I haven’t been swallowed by a fish, but I definitely seem to have run myself into a spiritual corner and I do not know how/when I will get out of it. Maybe I’m running from where God wants me to go? Have I closed my ears to the Lord? Am I pouting under my “plant”?
I know is it has to do with my church. I just do not want to go. For the past two Sunday’s our family has stayed home because of a “fire watch”. [We learned this term from a friend who uses it when they skip church, using the excuse that the have to stay home to “watch the fire” in the chimney, making sure it doesn’t burn the house down. It’s a Norwegian thing].

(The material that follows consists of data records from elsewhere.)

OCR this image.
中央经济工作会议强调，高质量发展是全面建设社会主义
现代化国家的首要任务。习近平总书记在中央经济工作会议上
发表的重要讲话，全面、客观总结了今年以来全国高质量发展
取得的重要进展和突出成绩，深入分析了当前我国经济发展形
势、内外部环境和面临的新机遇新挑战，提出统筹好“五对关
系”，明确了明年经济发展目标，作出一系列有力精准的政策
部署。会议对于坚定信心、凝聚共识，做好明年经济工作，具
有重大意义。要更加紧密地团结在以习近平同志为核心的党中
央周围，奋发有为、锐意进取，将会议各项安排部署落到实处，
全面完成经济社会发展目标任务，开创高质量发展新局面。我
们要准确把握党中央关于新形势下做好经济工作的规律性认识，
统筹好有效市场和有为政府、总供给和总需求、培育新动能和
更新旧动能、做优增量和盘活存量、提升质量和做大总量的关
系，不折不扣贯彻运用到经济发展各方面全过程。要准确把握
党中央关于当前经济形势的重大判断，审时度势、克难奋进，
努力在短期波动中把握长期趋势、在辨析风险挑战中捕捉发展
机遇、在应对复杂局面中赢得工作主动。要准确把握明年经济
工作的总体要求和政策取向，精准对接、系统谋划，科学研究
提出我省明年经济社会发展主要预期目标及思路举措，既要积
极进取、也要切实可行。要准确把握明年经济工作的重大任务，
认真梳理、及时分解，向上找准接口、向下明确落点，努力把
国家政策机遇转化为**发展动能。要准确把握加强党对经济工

I think the writing is on the wall for me, it’s time to find a new church home. This has been a difficult journey for me to come to grips with. This has been my church home since I was redeemed in 1996. I have drunk all the spiritual “milk” they have there for me and now it’s time I move on to maturity, and sadly, that means I need to find it elsewhere. I am not claiming to be above those I will be leaving behind, no, I just long for a steady diet of “solid food” (law and gospel). I have been in denial for a long time about this.
Why I need to leave is based on doctrinal differences and leadership issues.
These doctrinal differences have affected my church fellowship. It guess it was bound to happen sooner or later. I feel very lonely. Because I have been unwilling to compromise on the gospel, I have reaped the cost, and that cost is fellowship. I long to have the communion of saints, where we all agree on the basic tenets of reformed christianity (the 5 solas of the reformation). Where the doctrines of grace are preached every Sunday. Am I asking too much?
As far as the leadership issues go, I know I need to leave because I cannot keep myself from the sins of criticism and judgement. It’s making my bones rot.
So I am in this spiritual desert. For now.
If you are inclined, I’d appreciate some prayer.